1) Once you reach age 59 ½, your risk level should be decreasing. Especially if you plan to retire in the next few years. The in-service withdrawal will allow you to move any amount of money, up to 100%, from your current company plan to an account that is custom-fit for your specific situation. The funds that remain in the employer plan and all future payroll deposits can still participate in the market. Having more than one account can help you create a good mixture of potential growth and safety, giving you a more balanced portfolio.
2) This qualified distribution/rollover is NOT taxable when done correctly. There is no mandatory 20% withholding nor is there a 10% penalty on the distribution, like there is prior to age 59 ½. The funds will be moved to qualified, tax-deferred account and there is no taxable income reported to the IRS.
3) Employer plans often have limited investment options. A rollover can offer you several things that are not available inside your employer plan such as an increased number of investment options offered by the new custodian and/or fixed income options that protect you from market fluctuation. IRA’s have benefits and features that employer plans do not offer. And vice versa. (Always ask a qualified advisor if an IRA would be a better fit for you in your specific situation.)
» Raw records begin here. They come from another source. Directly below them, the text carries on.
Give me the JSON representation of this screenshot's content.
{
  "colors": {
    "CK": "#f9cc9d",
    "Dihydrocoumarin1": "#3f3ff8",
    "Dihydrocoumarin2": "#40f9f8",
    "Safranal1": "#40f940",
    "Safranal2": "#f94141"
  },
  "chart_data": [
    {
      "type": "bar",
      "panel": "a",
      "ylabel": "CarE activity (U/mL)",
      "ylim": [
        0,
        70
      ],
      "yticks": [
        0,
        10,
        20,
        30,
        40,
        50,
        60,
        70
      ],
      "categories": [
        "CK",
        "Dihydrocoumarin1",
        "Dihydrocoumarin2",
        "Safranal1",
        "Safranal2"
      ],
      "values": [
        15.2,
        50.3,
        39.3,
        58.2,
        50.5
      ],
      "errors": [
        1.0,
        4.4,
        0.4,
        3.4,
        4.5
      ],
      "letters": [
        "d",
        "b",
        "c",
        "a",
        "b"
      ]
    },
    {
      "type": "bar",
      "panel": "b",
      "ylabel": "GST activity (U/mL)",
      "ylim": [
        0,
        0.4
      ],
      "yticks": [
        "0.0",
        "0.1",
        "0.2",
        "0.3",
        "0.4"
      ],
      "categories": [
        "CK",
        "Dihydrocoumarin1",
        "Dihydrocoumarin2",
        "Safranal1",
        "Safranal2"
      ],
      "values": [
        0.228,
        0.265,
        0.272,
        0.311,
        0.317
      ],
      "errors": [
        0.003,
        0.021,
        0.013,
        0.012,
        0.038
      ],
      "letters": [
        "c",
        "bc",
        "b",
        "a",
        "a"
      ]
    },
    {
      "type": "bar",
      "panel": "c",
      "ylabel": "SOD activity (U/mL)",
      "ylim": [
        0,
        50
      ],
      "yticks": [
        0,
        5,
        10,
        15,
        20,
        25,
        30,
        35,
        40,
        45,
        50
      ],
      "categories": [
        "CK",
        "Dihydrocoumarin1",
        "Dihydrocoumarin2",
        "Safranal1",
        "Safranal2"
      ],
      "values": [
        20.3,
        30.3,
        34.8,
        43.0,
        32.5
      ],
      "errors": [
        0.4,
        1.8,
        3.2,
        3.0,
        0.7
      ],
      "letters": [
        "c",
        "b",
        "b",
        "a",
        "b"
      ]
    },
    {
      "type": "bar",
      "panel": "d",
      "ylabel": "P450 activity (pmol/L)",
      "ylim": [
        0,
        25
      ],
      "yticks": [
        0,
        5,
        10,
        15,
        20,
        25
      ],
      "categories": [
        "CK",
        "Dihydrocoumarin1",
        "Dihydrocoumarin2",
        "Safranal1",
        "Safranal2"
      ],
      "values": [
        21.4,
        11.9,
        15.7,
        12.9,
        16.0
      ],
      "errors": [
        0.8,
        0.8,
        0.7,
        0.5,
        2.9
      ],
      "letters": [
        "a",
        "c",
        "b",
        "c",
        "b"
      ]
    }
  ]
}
4) Income now, if needed. Distributions from an employer plan have a mandatory 20% tax withholding. Rolling over funds to an IRA will avoid this 20% withholding. Any funds that are moved into an IRA can immediately be used for income and there is no 10% penalty or forced tax withholding. You can decide to withhold taxes from the distribution from the IRA or not.
5) RMD planning. Tax-deferred accounts have various rules for when your required minimum distributions begin. Having retirement money in both a employer plan and an IRA can offer you multiple options for dealing with Uncle Sam and the tax-infested distributions he will require from you in the future.
When I talk to people who are planning for their future retirement, and I share something with them they have never heard before, they will often say, “Sometimes you just don’t know what you just don’t know. I wish I would have heard about this many years ago.” Like many other things you learn about in life, the age 59 ½ in-service withdrawal might be one of those things you wish you had heard about long before now. However, what matters most is taking advantage of it once you are aware it exists.
If you are not sure whether or not an in-service withdrawal is offered by your employer, reach out to a qualified advisor and talk to your HR department. Hopefully, this will put a new arrow in your quiver and give you another weapon that will help you take aim at the best retirement possible for you and your family.